Henrique Fontana – Vejo que a nossa presidenta conseguiu compor um governo que, além de manter a qualidade de quadros para os diferentes ministérios, conseguiu o objetivo da composição política. É normal que algum partido, mesmo o próprio PT, tenha críticas quanto ao resultado final de alguns ministérios, mas o fato de que essas críticas vem de partes distintas da base aliada indica que ela conseguiu equilíbrio, gerando apenas insatisfações pontuais. Ela compôs, e todos aceitaram essa composição, sinal de que o objetivo político foi alcançado.
Sul21 – Como encarar, então, as críticas de alguns setores próximos ao núcleo do governo?
HF – É muito difícil realizar um processo de composição no qual, depois de todas as cartas estarem colocadas na mesa, os partidos aliados digam que está tudo ótimo, sem levantar nenhuma crítica. O importante é que o governo é plural, tem espaço para todos os aliados que compuseram a nossa aliança vitoriosa. Tem um espaço um pouco maior para o PT, mas isso é normal, já que é o partido da Presidente da República, além de ter a maior bancada. Somos o núcleo de sustentação do governo, em cargos como Casa Civil, Justiça e Fazenda, como foi no governo Lula. Acho que foi uma articulação bem sucedida, com bons resultados.
Sul21 – Um dos partidos que manifesta sua inconformidade de forma mais clara é o PCdoB. Isso pode ter reflexos até na presidência da Câmara para 2011, já que Aldo Rebelo (PCdoB-SP) dá sinais de que pode concorrer com Marco Maia (PT-RS), indicado pela bancada petista, gerando grande desgaste dentro da base governista. Como evitar que isso se concretize?

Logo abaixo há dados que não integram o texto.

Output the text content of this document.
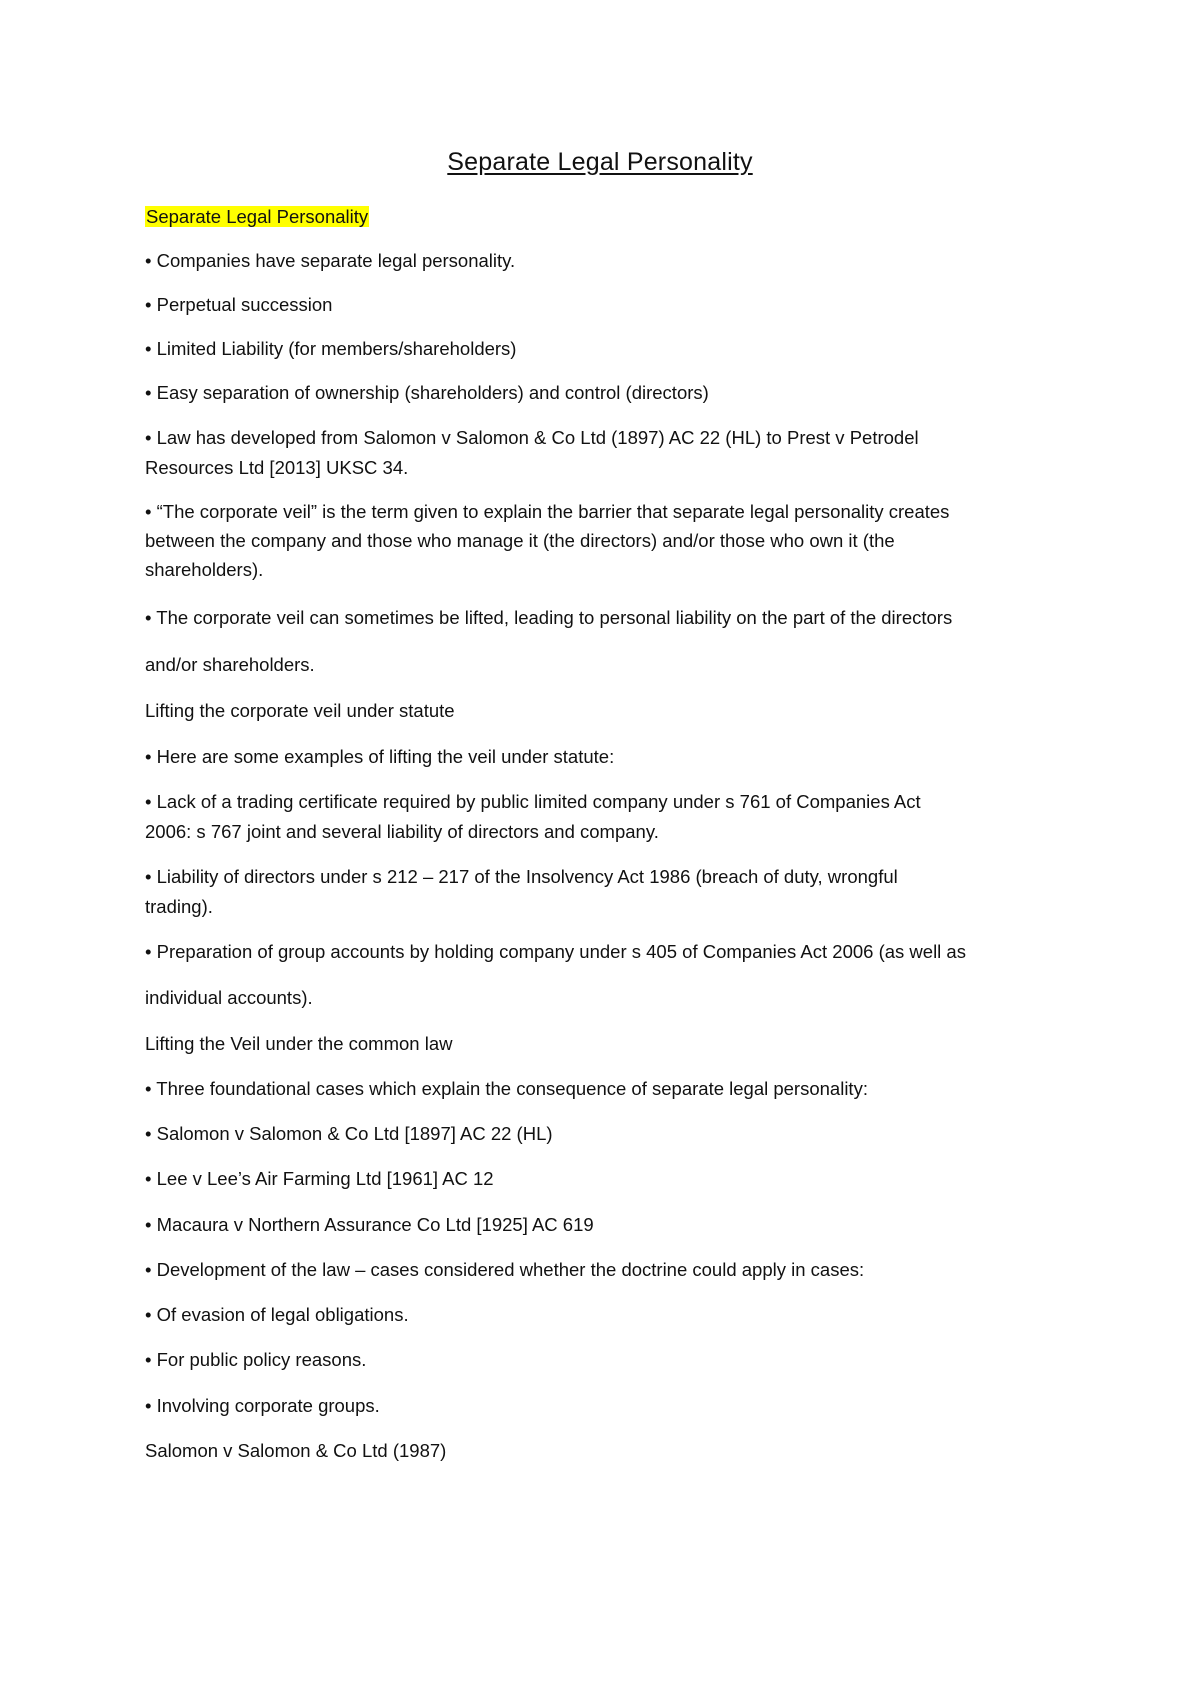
Separate Legal Personality

Separate Legal Personality

• Companies have separate legal personality.

• Perpetual succession

• Limited Liability (for members/shareholders)

• Easy separation of ownership (shareholders) and control (directors)

• Law has developed from Salomon v Salomon & Co Ltd (1897) AC 22 (HL) to Prest v Petrodel

Resources Ltd [2013] UKSC 34.

• “The corporate veil” is the term given to explain the barrier that separate legal personality creates

between the company and those who manage it (the directors) and/or those who own it (the

shareholders).

• The corporate veil can sometimes be lifted, leading to personal liability on the part of the directors

and/or shareholders.

Lifting the corporate veil under statute

• Here are some examples of lifting the veil under statute:

• Lack of a trading certificate required by public limited company under s 761 of Companies Act

2006: s 767 joint and several liability of directors and company.

• Liability of directors under s 212 – 217 of the Insolvency Act 1986 (breach of duty, wrongful

trading).

• Preparation of group accounts by holding company under s 405 of Companies Act 2006 (as well as

individual accounts).

Lifting the Veil under the common law

• Three foundational cases which explain the consequence of separate legal personality:

• Salomon v Salomon & Co Ltd [1897] AC 22 (HL)

• Lee v Lee’s Air Farming Ltd [1961] AC 12

• Macaura v Northern Assurance Co Ltd [1925] AC 619

• Development of the law – cases considered whether the doctrine could apply in cases:

• Of evasion of legal obligations.

• For public policy reasons.

• Involving corporate groups.

Salomon v Salomon & Co Ltd (1987)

HF – Estamos conduzindo isso de forma respeitosa e politizada. Tenho conversado com as lideranças do PCdoB. Ontem mesmo tive uma reunião, junto com o nosso candidato Marco Maia, com o deputado Daniel Almeida, que é líder do PCdoB. Nosso esforço é de expor a eles a nossa visão, ou seja, de que o PCdoB e o PSB são aliados que nós consideramos estratégicos e com um papel muito importante no nosso governo. Em termos de espaço de governo, o PCdoB continua com espaço semelhante ao que tinha no governo Lula, mas ainda mais do que isso, ele tem um espaço permanente de diálogo com a presidência e com o núcleo de governo. Dentro da Câmara, eu tenho grande respeito pelo deputado Aldo Rebelo, que foi nosso presidente (2005-2007), inclusive estive no centro da campanha dele quando ele assumiu a presidência da Câmara. Mas temos procurado ponderar a ele, e ao PCdoB como um todo, que o momento pede que tenhamos uma unidade em torno da regra institucional, que é do maior partido (PT) indicar o candidato à presidência. No caso, o acordo que fizemos é de que os dois maiores partidos, PT e PMDB, indiquem o presidente por dois anos cada um. Poderá surgir um outro momento, como da outra vez, quando a candidatura do deputado Aldo acabou se tornando a candidatura de todos nós. Daquela vez, entendemos que o nome dele era o mais forte para o momento. Mas não é o caso de agora. Entendemos que acabamos de sair de uma eleição, na qual o PT recuperou a condição de maior bancada na Câmara, e nós temos nomes qualificados para ocupar a presidência da Casa, entre os quais já escolhemos o Marco Maia. Agora, nós queremos pedir o apoio do PCdoB nessa política de distribuição proporcional dos espaços na Câmara.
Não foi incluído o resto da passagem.